Reichardt’s previous work has determinedly made the landscape a supporting character, particularly in the brilliant "Meek's Cutoff", where a group on the Oregon Trail comes to feel the landscape as a vice, the gorgeously rocky vistas threatening to press in and squash them as their journey goes awry. In "Night Moves", the landscape of the Pacific Northwest, inhabited by organic farmers and naturalists, is a distinctly serene place even amidst the rainy gray. Yet there are other moments frightfully illustrating man's dismissal of its own pristine surroundings. Consider the sequence when our principal trio drives through a campground. We see them from within the interior of a nameless couple’s motor home, the apparent husband and wife ignoring the trees of Joyce Kilmer poems to watch a game show on their gas guzzling vehicle’s mounted television. The indignation in the shot is overt, and other moments sprinkled through are just as rife with acrimony (such as an area of burnt-out trees painting the forest as a neglected hellscape), and yet what most interests Reichardt in the end is not deploring anti-environmentalists (or even the environmentally clueless) but questioning the motivation of eco-terrorists.

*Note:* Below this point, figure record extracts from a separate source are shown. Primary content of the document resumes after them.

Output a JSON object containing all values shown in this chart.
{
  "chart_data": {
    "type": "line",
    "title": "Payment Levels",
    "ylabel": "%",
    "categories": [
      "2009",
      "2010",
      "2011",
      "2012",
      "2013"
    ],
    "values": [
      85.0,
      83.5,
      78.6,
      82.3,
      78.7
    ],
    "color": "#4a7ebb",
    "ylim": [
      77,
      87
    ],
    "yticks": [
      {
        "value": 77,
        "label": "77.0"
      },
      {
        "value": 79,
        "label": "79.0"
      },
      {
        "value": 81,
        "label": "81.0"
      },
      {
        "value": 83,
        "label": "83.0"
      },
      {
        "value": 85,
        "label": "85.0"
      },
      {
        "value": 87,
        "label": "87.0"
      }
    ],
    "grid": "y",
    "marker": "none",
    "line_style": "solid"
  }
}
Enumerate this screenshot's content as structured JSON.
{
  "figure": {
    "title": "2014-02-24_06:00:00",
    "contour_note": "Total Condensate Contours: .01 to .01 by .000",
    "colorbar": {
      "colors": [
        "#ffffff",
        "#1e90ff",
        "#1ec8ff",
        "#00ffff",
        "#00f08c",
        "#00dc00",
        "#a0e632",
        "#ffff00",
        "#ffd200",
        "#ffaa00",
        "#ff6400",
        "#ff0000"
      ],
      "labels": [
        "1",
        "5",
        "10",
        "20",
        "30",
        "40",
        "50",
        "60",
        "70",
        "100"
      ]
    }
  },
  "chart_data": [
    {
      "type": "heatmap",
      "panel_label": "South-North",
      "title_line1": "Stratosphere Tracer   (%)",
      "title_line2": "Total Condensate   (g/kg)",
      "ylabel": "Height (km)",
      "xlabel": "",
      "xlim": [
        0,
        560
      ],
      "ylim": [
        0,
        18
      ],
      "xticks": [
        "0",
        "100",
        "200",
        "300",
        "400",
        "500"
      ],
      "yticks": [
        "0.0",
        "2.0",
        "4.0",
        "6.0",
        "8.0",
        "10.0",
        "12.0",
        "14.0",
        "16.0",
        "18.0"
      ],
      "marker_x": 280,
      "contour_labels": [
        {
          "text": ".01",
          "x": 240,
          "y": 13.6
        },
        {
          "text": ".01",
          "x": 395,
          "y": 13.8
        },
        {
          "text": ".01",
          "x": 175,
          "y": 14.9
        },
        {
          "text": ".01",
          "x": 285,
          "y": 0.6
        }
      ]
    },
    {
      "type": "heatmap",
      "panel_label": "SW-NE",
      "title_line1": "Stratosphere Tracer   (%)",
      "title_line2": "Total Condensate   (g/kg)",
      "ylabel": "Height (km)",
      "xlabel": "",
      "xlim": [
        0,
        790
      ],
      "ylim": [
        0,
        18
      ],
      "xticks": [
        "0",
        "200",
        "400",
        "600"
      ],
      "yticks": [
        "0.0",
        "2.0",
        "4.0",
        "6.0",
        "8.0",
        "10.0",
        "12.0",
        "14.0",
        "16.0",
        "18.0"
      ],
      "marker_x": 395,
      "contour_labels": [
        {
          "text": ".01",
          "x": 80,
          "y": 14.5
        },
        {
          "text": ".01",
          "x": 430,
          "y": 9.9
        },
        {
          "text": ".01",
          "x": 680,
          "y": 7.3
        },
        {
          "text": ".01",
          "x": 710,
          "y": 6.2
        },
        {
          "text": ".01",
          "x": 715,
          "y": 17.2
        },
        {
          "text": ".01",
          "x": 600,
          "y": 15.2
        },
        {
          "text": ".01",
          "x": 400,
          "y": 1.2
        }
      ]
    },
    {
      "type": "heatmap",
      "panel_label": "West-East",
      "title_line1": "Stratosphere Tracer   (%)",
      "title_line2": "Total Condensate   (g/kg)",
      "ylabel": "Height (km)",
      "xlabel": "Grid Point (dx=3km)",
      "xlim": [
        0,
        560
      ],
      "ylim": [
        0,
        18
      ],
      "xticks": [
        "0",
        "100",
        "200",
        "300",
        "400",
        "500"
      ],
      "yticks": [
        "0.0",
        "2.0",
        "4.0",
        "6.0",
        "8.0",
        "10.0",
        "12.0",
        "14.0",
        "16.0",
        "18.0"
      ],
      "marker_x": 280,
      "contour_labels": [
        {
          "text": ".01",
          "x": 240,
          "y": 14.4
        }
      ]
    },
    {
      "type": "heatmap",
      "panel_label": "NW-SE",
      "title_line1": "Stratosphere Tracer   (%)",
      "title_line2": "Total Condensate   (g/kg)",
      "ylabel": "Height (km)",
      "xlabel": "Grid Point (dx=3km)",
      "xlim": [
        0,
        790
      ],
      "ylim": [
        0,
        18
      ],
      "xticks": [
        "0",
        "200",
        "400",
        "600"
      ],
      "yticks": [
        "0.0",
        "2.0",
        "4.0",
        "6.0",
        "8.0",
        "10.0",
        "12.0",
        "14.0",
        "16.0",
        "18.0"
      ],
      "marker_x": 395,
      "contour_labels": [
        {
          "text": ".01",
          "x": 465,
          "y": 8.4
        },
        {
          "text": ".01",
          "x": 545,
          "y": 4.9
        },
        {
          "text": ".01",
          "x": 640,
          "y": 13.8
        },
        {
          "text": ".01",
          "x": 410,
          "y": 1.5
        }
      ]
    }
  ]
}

Thematically, "Night Moves" feels most influenced by "If A Tree Falls", the 2011 Oscar-nominated documentary that chronicled a failed terrorist operation by the Earth Liberation Front leaving certain members of its sect in jail or on the run. The overriding idea there had less to do with ecology than with the empty realization all their so-called action changed nothing. How much regret certain characters in "Night Moves" feel is debatable, but what comes in loud and clear is the futility of their choice. The eventual explosion itself is heard off camera, never seen, perhaps a budgetary decision, but more likely a signifier how something that may inflict fiscal and symbolic damage is still just background noise.

This is the closest Reichardt has yet come to submitting a genuine genre piece, and she includes red herrings and manufactured suspense, like a flat tire at the worst time, while the third act centers around a moral dilemma as old as Michael Corleone, and beyond. Even so, the film never feels stale nor fake, pulsing with a taciturn dread, a portion of which can be traced directly to Eisenberg's performance. He's gone down in pop culture to this point as a loquacious neurotic, but proves entirely convincing as someone forever clammed up. And the more he loses control of the situation, the more he withdraws, eventually losing himself not in Oregon's forested valleys but in the perpetuating urban jungle.

In "Night Moves" it is not the landscape threatening to eat its characters alive, but industry and commerce threatening to eat the landscape, and soon all that will be left is parking lots of concrete and SUV’s, and outlet stores peddling high-priced equipment for camping trips no one wants to take.